B) El derecho a la presunción de inocencia viene consagrado en nuestro sistema con rango de derecho fundamental en el artículo 24 de la Constitución . Implica que toda persona acusada de un delito debe ser considerada inocente hasta que se demuestre su culpabilidad con arreglo a la Ley ( artículo 11 de la Declaración Universal de los Derechos Humanos ; artículo 6.2 del Convenio para la Protección de los Derechos Humanos y de las Libertades Fundamentales , y artículo 14.2 del Pacto Internacional de Derechos Civiles y Políticos ). Esto supone que es preciso que se haya desarrollado una actividad probatoria de cargo, cuya iniciativa corresponde a la acusación, que desvirtúe racionalmente esa presunción inicial, en cuanto que permita declarar probados unos hechos y la participación del acusado en ellos.
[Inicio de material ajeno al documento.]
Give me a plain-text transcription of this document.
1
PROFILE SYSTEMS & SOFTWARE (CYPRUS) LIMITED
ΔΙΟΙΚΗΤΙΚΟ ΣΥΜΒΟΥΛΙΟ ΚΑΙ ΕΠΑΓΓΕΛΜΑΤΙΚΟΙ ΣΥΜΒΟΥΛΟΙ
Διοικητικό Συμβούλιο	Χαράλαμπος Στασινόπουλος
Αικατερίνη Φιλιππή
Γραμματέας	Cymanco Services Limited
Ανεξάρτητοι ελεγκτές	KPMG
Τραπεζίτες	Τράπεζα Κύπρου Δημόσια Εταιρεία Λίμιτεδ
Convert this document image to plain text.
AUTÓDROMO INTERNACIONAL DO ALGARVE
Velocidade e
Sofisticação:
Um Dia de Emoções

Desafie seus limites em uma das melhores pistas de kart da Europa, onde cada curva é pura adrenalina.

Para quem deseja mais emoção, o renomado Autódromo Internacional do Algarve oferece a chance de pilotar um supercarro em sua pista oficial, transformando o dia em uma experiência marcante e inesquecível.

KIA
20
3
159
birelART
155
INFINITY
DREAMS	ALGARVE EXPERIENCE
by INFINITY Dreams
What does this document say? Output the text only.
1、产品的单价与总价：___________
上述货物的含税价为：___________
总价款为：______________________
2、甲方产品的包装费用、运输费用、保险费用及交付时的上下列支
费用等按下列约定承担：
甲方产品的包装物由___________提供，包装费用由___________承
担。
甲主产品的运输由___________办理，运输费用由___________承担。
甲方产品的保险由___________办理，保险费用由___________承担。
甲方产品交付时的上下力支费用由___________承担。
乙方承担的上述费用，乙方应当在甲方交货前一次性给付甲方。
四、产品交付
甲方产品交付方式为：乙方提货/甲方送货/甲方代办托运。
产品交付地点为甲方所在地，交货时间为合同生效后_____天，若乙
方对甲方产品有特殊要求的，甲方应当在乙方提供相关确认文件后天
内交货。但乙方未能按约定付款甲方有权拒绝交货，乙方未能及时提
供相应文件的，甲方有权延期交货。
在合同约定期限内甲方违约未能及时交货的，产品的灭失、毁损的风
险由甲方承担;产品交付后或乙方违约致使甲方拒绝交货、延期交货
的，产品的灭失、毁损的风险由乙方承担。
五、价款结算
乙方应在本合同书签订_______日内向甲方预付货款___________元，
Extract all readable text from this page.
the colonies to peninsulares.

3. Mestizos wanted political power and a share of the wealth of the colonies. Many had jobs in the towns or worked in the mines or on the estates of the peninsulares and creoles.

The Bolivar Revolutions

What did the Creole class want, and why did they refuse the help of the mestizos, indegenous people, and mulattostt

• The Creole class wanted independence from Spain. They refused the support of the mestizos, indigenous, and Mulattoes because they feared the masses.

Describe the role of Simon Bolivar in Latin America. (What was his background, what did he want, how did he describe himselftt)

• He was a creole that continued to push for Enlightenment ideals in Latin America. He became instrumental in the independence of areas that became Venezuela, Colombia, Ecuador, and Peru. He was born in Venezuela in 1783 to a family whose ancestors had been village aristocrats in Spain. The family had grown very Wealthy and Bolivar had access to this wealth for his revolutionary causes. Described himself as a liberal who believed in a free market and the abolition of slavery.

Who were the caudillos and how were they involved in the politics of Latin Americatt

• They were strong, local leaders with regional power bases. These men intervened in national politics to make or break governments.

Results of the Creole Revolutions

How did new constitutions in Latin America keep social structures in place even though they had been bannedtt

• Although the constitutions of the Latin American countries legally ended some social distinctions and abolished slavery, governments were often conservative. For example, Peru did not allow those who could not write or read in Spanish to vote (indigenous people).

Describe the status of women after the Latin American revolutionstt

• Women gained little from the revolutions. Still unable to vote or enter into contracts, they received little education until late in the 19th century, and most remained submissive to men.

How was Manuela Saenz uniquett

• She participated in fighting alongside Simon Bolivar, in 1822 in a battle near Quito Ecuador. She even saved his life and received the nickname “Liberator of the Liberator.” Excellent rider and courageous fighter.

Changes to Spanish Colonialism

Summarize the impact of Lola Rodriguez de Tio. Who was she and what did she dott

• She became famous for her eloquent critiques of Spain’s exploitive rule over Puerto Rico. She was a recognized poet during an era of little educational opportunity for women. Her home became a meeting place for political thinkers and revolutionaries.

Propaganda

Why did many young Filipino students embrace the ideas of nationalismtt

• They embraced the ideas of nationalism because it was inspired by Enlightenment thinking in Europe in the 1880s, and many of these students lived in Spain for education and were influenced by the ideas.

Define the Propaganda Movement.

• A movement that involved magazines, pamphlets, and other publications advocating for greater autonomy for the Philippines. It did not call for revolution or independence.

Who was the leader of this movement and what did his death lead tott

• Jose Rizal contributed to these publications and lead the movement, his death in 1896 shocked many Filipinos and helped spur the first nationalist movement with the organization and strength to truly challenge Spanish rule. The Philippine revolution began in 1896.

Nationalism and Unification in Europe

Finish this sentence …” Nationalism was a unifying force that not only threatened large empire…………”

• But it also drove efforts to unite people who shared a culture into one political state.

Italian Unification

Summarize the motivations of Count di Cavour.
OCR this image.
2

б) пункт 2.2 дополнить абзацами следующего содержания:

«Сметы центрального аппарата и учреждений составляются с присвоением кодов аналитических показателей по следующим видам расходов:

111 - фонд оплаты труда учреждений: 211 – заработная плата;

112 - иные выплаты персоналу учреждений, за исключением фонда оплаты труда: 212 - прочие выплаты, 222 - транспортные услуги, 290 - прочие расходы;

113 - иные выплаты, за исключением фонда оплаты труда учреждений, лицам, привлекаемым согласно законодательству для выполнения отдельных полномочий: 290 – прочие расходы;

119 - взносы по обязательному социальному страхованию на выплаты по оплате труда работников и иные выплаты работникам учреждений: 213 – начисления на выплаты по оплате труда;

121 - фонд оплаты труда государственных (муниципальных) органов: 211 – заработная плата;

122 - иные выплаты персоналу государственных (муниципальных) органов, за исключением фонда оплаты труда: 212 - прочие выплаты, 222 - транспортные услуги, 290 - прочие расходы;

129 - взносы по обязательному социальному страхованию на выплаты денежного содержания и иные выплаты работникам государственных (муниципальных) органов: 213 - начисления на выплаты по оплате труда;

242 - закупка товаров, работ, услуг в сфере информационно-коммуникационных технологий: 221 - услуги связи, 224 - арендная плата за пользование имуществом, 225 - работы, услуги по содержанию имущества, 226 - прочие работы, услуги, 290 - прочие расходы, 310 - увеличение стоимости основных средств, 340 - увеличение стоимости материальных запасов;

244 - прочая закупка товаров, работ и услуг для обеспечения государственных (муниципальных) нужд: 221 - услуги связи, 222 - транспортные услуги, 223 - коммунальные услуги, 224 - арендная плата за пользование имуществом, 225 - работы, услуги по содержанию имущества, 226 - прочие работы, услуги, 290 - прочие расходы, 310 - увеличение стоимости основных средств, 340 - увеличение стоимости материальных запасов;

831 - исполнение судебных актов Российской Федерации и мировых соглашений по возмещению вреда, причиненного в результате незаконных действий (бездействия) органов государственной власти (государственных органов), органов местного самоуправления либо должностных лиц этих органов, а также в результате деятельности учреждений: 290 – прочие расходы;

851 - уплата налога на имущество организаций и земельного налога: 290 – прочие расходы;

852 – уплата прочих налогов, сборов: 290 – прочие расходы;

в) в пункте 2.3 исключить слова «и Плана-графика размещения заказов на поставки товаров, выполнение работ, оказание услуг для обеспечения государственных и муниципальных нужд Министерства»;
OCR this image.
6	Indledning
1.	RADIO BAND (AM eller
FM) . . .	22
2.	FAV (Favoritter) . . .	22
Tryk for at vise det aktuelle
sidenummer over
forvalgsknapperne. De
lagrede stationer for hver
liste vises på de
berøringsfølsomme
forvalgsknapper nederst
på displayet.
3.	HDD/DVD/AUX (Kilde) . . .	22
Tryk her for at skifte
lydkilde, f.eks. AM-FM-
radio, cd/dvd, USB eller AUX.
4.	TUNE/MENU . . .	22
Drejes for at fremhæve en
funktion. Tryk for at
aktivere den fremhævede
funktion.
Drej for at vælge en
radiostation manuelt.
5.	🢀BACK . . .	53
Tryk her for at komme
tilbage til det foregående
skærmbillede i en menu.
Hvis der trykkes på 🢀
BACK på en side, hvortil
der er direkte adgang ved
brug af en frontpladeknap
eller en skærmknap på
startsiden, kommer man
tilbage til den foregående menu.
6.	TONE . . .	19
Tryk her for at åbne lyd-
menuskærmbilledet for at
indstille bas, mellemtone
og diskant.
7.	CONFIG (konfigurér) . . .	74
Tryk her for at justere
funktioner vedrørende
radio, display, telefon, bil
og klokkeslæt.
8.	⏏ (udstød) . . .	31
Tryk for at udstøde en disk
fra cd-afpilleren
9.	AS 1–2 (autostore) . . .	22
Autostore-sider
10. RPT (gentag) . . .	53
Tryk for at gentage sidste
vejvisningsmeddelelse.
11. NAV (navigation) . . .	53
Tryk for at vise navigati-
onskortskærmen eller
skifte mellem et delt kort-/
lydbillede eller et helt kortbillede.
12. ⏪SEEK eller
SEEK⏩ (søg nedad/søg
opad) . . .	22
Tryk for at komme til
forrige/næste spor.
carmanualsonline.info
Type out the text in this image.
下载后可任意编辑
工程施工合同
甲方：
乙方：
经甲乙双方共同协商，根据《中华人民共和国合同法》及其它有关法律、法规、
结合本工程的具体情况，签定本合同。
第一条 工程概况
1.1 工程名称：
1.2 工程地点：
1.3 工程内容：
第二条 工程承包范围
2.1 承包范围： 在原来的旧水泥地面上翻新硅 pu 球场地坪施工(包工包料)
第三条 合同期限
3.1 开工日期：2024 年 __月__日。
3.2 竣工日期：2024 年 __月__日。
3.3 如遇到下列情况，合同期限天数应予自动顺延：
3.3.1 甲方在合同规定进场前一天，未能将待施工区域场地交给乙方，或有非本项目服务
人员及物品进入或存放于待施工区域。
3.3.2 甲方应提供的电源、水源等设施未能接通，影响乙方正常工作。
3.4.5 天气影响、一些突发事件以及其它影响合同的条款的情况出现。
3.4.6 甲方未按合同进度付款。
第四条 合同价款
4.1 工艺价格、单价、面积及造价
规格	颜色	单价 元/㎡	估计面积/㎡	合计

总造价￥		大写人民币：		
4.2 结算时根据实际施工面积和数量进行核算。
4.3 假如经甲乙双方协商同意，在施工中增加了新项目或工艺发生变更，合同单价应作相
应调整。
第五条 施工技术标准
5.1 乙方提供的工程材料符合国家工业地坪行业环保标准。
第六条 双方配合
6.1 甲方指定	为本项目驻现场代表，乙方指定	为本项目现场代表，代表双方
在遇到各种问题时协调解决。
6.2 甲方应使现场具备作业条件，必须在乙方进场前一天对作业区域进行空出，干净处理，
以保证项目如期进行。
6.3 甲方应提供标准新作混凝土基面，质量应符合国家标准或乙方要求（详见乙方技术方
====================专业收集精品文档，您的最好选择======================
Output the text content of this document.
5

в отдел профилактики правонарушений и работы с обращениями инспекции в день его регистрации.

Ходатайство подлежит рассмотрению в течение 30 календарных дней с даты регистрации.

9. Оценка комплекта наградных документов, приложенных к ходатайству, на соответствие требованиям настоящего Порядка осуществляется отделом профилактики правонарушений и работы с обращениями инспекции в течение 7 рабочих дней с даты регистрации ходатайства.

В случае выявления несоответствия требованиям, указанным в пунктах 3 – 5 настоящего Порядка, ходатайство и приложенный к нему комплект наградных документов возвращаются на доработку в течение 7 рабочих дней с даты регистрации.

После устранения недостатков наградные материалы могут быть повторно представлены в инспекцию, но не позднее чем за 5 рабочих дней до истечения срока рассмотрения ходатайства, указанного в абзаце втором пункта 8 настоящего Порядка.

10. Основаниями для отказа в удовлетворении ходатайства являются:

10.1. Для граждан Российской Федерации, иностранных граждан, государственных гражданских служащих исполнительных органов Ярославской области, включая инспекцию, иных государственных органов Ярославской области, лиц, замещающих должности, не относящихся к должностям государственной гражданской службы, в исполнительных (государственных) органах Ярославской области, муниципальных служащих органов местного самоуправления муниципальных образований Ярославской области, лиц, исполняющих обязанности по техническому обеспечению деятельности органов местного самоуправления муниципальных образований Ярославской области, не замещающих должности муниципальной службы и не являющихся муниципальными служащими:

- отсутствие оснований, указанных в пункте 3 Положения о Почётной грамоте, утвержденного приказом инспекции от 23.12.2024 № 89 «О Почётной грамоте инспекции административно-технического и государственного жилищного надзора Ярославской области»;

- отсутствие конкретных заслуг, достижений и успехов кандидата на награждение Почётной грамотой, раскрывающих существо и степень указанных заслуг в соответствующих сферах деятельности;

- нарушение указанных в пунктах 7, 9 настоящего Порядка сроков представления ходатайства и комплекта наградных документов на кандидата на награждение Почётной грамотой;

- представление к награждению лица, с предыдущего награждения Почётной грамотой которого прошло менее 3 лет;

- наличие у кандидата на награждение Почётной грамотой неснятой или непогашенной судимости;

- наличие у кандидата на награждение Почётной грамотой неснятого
La alegación de su vulneración en el recurso de casación puede ir orientada a negar la existencia de prueba; a negar la validez de la existente; a negar el poder probatorio o demostrativo de la prueba existente y válida, o a cuestionar la racionalidad del proceso valorativo efectuado por el Tribunal sobre las pruebas disponibles. Ante esta alegación, esta Sala del Tribunal Supremo debe realizar una triple comprobación.
En primer lugar que el Tribunal de instancia ha apoyado su relato fáctico en pruebas relativas a la existencia del hecho y a la participación del acusado en él. En segundo lugar, que las pruebas son válidas, es decir, que han sido obtenidas e incorporadas al juicio oral con respeto a los derechos fundamentales y con arreglo a las normas que regulan su práctica. Y en tercer lugar, que la valoración realizada para llegar a las conclusiones fácticas que son la base de la condena, teniendo en cuenta el contenido probatorio de la prueba de cargo disponible, no se aparta de las reglas de la lógica y del criterio humano y no es, por lo tanto, irracional, manifiestamente errónea o arbitraria ( STS 3/10/2005 ).
C) A la luz de los anteriores presupuestos, en el presente caso se advierte que la Audiencia contó con material probatorio de cargo suficiente, susceptible de valoración, que se enuncia y analiza en el fundamento de convicción de la sentencia.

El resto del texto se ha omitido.